If, a year ago, you had asked me what my dream life looked like, it would look like this.  I’d like to live in a huge rambling house in Village, I’d have said, with a big garden that the girls can play in, and I’d work from home as a writer, and get up early to exercise, and I’d read more and take up a craft.  And then I’d laugh because it seemed so impossible.

Sobriety made it possible.

My whole life is a gift now, but I deserve one nonetheless, and so I opened my parcel.

towel

This is a Turkish towel, hand-loomed and fair trade.  The weave is beautiful and light as a feather.  I wanted something that would last, something lovely, something that would bring me comfort and pleasure in the everyday.  It’s no use buying myself lovely jewellery that I’ll save for a special occasion that never comes, or stationery too pretty to use.  Remember my scented candle?  I have never set it alight.  In eleven months.  So, something that I need every day, something to add luxury and comfort to a necessary ritual.   Something that would be mine, my special thing, that nobody else is allowed to use because it is Mum’s special thing.
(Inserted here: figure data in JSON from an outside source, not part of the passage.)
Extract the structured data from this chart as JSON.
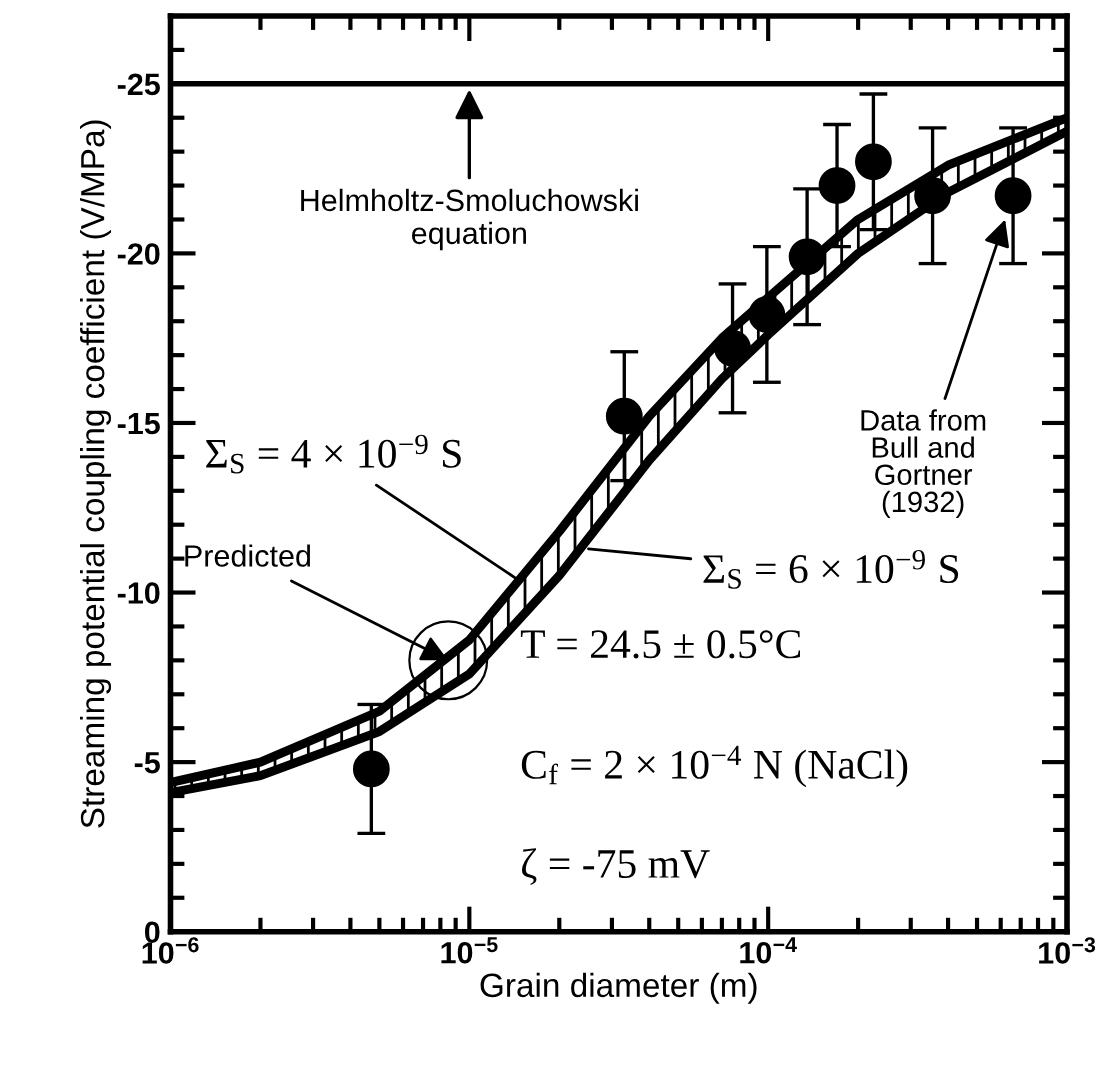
{
  "chart_data": {
    "type": "line",
    "xlabel": "Grain diameter (m)",
    "ylabel": "Streaming potential coupling coefficient (V/MPa)",
    "log": "x",
    "xlim": [
      1e-06,
      0.001
    ],
    "xticks": [
      {
        "value": 1e-06,
        "label": "10$^{−6}$"
      },
      {
        "value": 1e-05,
        "label": "10$^{−5}$"
      },
      {
        "value": 0.0001,
        "label": "10$^{−4}$"
      },
      {
        "value": 0.001,
        "label": "10$^{−3}$"
      }
    ],
    "ylim": [
      0,
      -27
    ],
    "yticks": [
      0,
      -5,
      -10,
      -15,
      -20,
      -25
    ],
    "grid": false,
    "legend": "right",
    "series": [
      {
        "name": "Σ$_{S}$ = 4 × 10$^{−9}$ S",
        "color": "#000000",
        "line_style": "solid",
        "marker": "none",
        "x": [
          1e-06,
          2e-06,
          5e-06,
          1e-05,
          2e-05,
          4e-05,
          7e-05,
          0.0001,
          0.0002,
          0.0004,
          0.001
        ],
        "values": [
          -4.4,
          -5.0,
          -6.5,
          -8.6,
          -11.8,
          -15.2,
          -17.5,
          -18.7,
          -21.0,
          -22.6,
          -24.0
        ]
      },
      {
        "name": "Σ$_{S}$ = 6 × 10$^{−9}$ S",
        "color": "#000000",
        "line_style": "solid",
        "marker": "none",
        "x": [
          1e-06,
          2e-06,
          5e-06,
          1e-05,
          2e-05,
          4e-05,
          7e-05,
          0.0001,
          0.0002,
          0.0004,
          0.001
        ],
        "values": [
          -4.1,
          -4.6,
          -5.9,
          -7.6,
          -10.5,
          -13.9,
          -16.3,
          -17.6,
          -20.0,
          -21.8,
          -23.6
        ]
      },
      {
        "name": "Data from\nBull and\nGortner\n(1932)",
        "type": "scatter",
        "color": "#000000",
        "marker": "circle",
        "x": [
          4.7e-06,
          3.3e-05,
          7.6e-05,
          9.9e-05,
          0.000135,
          0.00017,
          0.000225,
          0.000355,
          0.00066
        ],
        "values": [
          -4.8,
          -15.2,
          -17.2,
          -18.2,
          -19.9,
          -22.0,
          -22.7,
          -21.7,
          -21.7
        ],
        "errors": [
          1.9,
          1.9,
          1.9,
          2.0,
          2.0,
          1.8,
          2.0,
          2.0,
          2.0
        ]
      }
    ],
    "ref_lines": [
      {
        "axis": "y",
        "value": -25,
        "label": "Helmholtz-Smoluchowski\nequation",
        "color": "#000000",
        "line_style": "solid"
      }
    ],
    "annotations": [
      {
        "text": "Predicted",
        "x": 8.5e-06,
        "y": -8.0
      },
      "T = 24.5 ± 0.5°C",
      "C$_{f}$ = 2 × 10$^{−4}$ N (NaCl)",
      "ζ = -75 mV"
    ]
  }
}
But as I unwrapped it, this symbol of triumph that I so carefully thought through, I felt sad.  And lonely.  Because I wanted people to say well done, and to have noticed, and to share my pride in me, and it felt so anti-climactic, this present that I bought myself and unwrapped myself and hung in the shower.

And then I saw the card that my lovely friend had tucked in there.

cardHappy one year, from me to me.  Well done, me.